In 1882 Clarke provided the music for Lord Tennyson's play The Promise of May, which was "a miserable fiasco", though Clarke's music was praised. He provided additional music, in 1883, for the English adaptation of Edmond Audran's Gillette de Narbonne. He also contributed to the music of the successful 1885 burlesque Little Jack Sheppard. In 1887, he accepted the post of musical director at the Comedy Theatre under the management of Herbert Beerbohm Tree.

===Publications and compositions===

1898 production of Clarke's operetta for boys, Hornpipe Harry

Clarke composed over 600 musical works, of which some 400 were published. His second symphony, in G minor, premiered in 1879, and he composed the music for some half dozen ballets and at least eleven operas. Compositions by Clarke mentioned over the years in The Musical Times showed the breadth of his interests, from part-songs, to organ works, to comedy: "Love and Gold": Four-Part Song; "Original Compositions for the Organ": No. 110; Magnificat and Nunc Dimittis in B Flat; "Sonatina for the Pianoforte"; "God so Loved the World";To the Audience: Humorous Four-Part Song; "They That Go down to the Sea in Ships"; Romance for Violin and Pianoforte; and "To a Red Rose".

In 1894, Clarke published The Daisy-Chain (Op. 352), an operetta for children in two acts, for which he wrote both words and music. He also wrote both the libretto and the score for Hornpipe Harry, in 1897, a well-reviewed show depicting the adventures of sailors cast ashore on a remote island. One of his last compositions was the one-act operetta The Outpost, first produced by the D'Oyly Carte Opera Company at the Savoy Theatre in July 1900. It was produced as a curtain raiser to The Pirates of Penzance and Patience until December 1900 and also ran on tour in 1901–02.
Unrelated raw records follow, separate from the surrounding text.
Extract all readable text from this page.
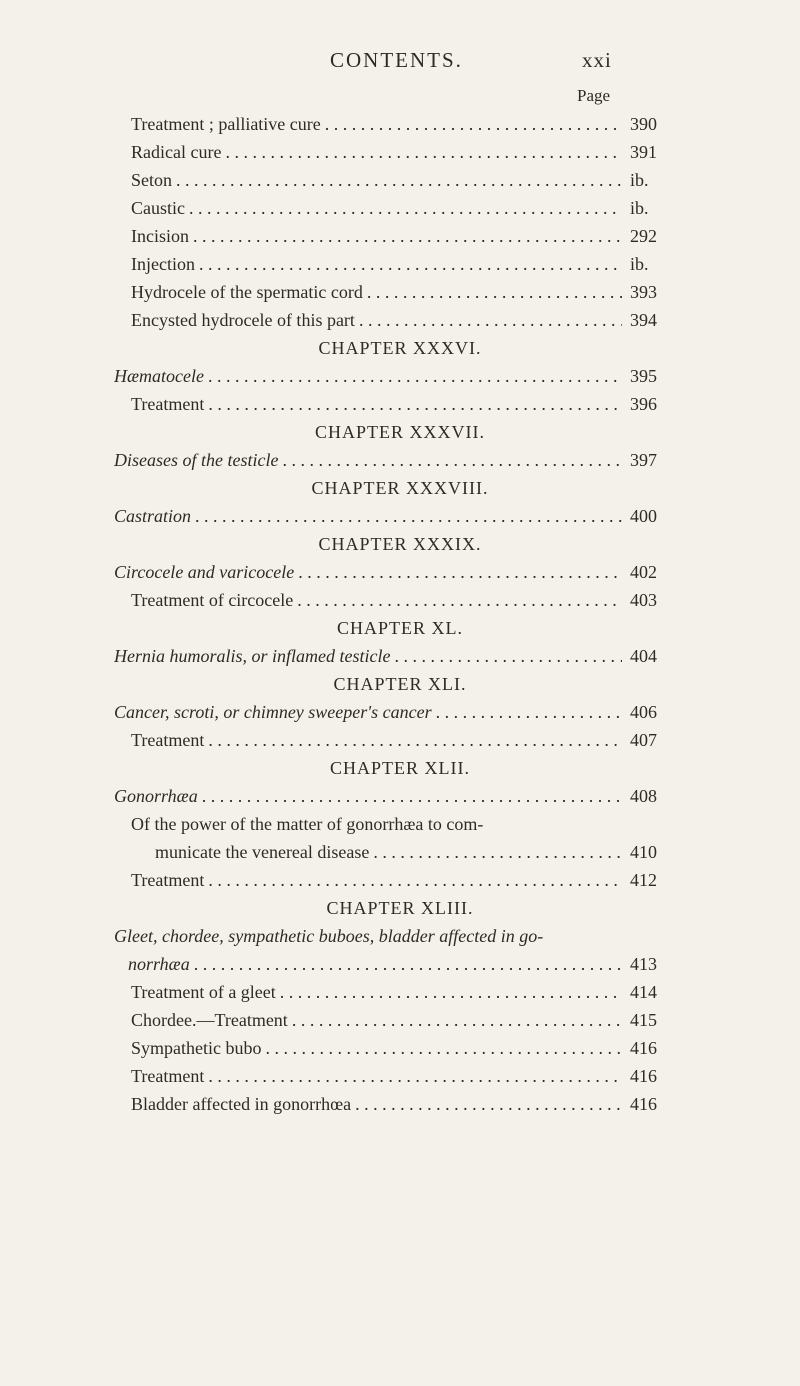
CONTENTS.	xxi
Page
Treatment ; palliative cure . . .	390
Radical cure . . .	391
Seton . . .	ib.
Caustic . . .	ib.
Incision . . .	292
Injection . . .	ib.
Hydrocele of the spermatic cord . . .	393
Encysted hydrocele of this part . . .	394
CHAPTER XXXVI.
Hæmatocele . . .	395
Treatment . . .	396
CHAPTER XXXVII.
Diseases of the testicle . . .	397
CHAPTER XXXVIII.
Castration . . .	400
CHAPTER XXXIX.
Circocele and varicocele . . .	402
Treatment of circocele . . .	403
CHAPTER XL.
Hernia humoralis, or inflamed testicle . . .	404
CHAPTER XLI.
Cancer, scroti, or chimney sweeper's cancer . . .	406
Treatment . . .	407
CHAPTER XLII.
Gonorrhæa . . .	408
Of the power of the matter of gonorrhæa to com-
municate the venereal disease . . .	410
Treatment . . .	412
CHAPTER XLIII.
Gleet, chordee, sympathetic buboes, bladder affected in go-
norrhæa . . .	413
Treatment of a gleet . . .	414
Chordee.—Treatment . . .	415
Sympathetic bubo . . .	416
Treatment . . .	416
Bladder affected in gonorrhœa . . .	416
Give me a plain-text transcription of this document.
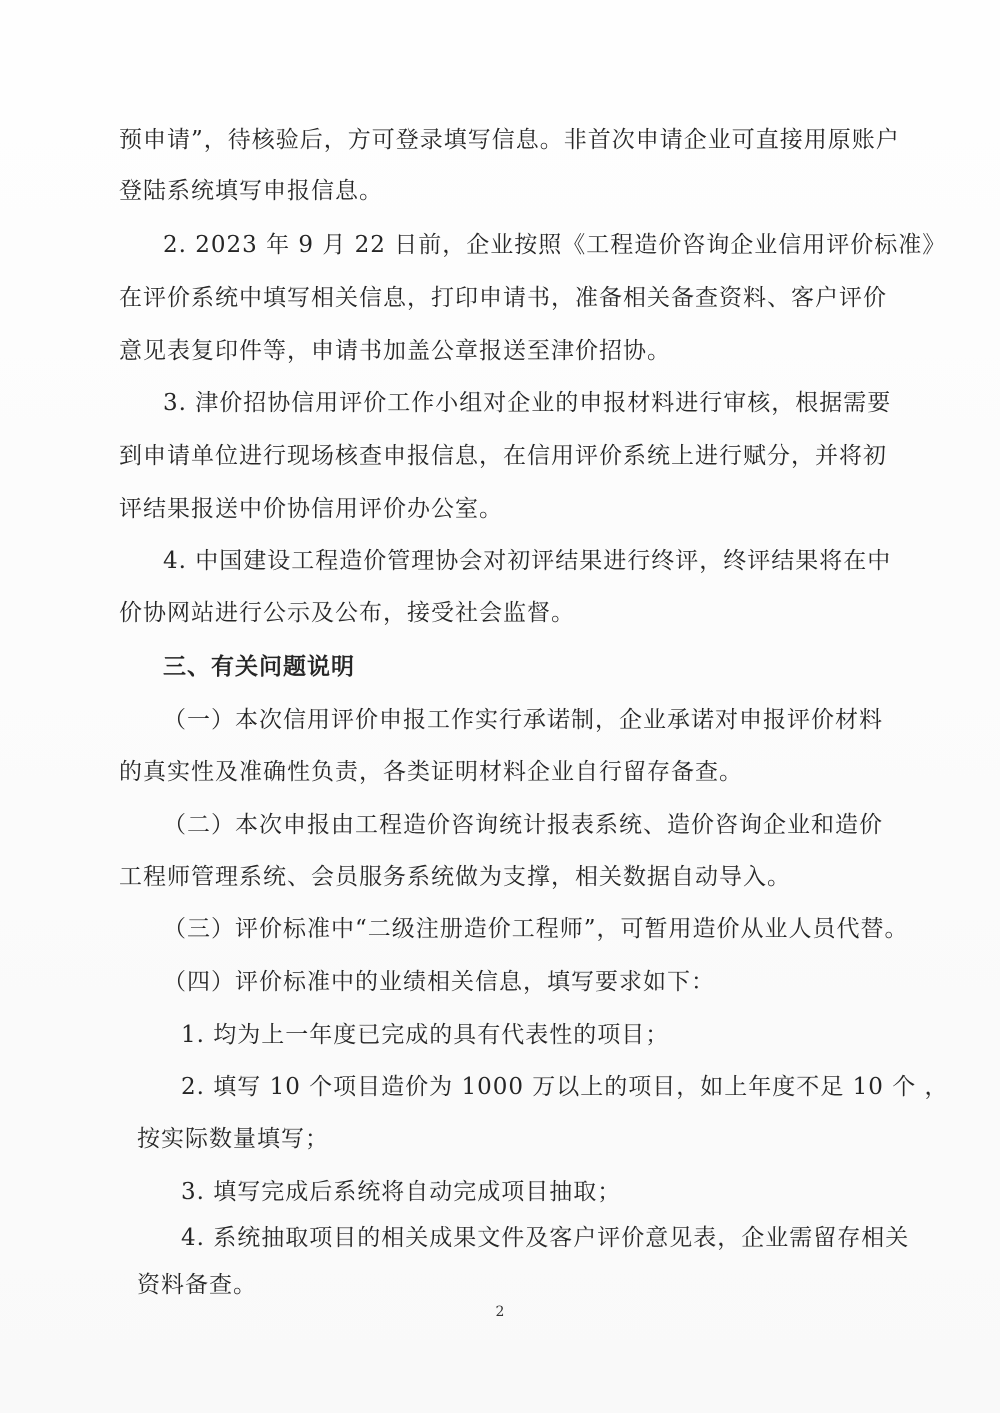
预申请”，待核验后，方可登录填写信息。非首次申请企业可直接用原账户
登陆系统填写申报信息。
2. 2023 年 9 月 22 日前，企业按照《工程造价咨询企业信用评价标准》
在评价系统中填写相关信息，打印申请书，准备相关备查资料、客户评价
意见表复印件等，申请书加盖公章报送至津价招协。
3. 津价招协信用评价工作小组对企业的申报材料进行审核，根据需要
到申请单位进行现场核查申报信息，在信用评价系统上进行赋分，并将初
评结果报送中价协信用评价办公室。
4. 中国建设工程造价管理协会对初评结果进行终评，终评结果将在中
价协网站进行公示及公布，接受社会监督。
三、有关问题说明
（一）本次信用评价申报工作实行承诺制，企业承诺对申报评价材料
的真实性及准确性负责，各类证明材料企业自行留存备查。
（二）本次申报由工程造价咨询统计报表系统、造价咨询企业和造价
工程师管理系统、会员服务系统做为支撑，相关数据自动导入。
（三）评价标准中“二级注册造价工程师”，可暂用造价从业人员代替。
（四）评价标准中的业绩相关信息，填写要求如下：
1. 均为上一年度已完成的具有代表性的项目；
2. 填写 10 个项目造价为 1000 万以上的项目，如上年度不足 10 个 ，
按实际数量填写；
3. 填写完成后系统将自动完成项目抽取；
4. 系统抽取项目的相关成果文件及客户评价意见表，企业需留存相关
资料备查。
2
In 1888 Clarke published his Manual of Orchestration described by The Musical Times as an excellent little book. "As far as can be gathered, either from direct statements or implied directions, Gounod would be the model suggested for imitation, Wagner for avoidance." Clarke's conservatism caused comment from other reviewers; The Musical Standard mocked him for denying that Wagner was a master of orchestration: "Mr. Clarke should re-edit his work, cutting out all this nonsense. It might then form an admirable book for the beginner". Clarke also wrote several other books and articles about orchestration, as well as some fiction and song lyrics.

===Later life===
In 1889, Clarke went to Australia, where he succeeded Frederick Cowen as conductor of the Victorian National Orchestra in Melbourne. He was also made inspector of Australian army bands, and given the honorary rank of captain. He did not enjoy Melbourne; after returning to England in 1892, he gave a talk describing his experiences, giving "many valuable hints … to those who might think of accepting appointments in the Australian Colonies". His comments drew a rejoinder from an Australian writer who accused him of "incompetence and lack of interest" while in Melbourne.

Clarke was appointed conductor of the Carl Rosa Opera Company in 1893. In 1899 he composed and conducted the incidental music for John Martin Harvey's adaptation of A Tale of Two Cities. Clarke was forced to retire around 1901 because of failing eyesight. In later life, Clarke suffered from health problems that affected his mind. According to Ellen Terry, Clarke's "brilliant gifts... 'o'er-leaped' themselves, and he ended his days in a lunatic asylum."

Clarke died at Banstead Asylum in Surrey in 1912, aged 72.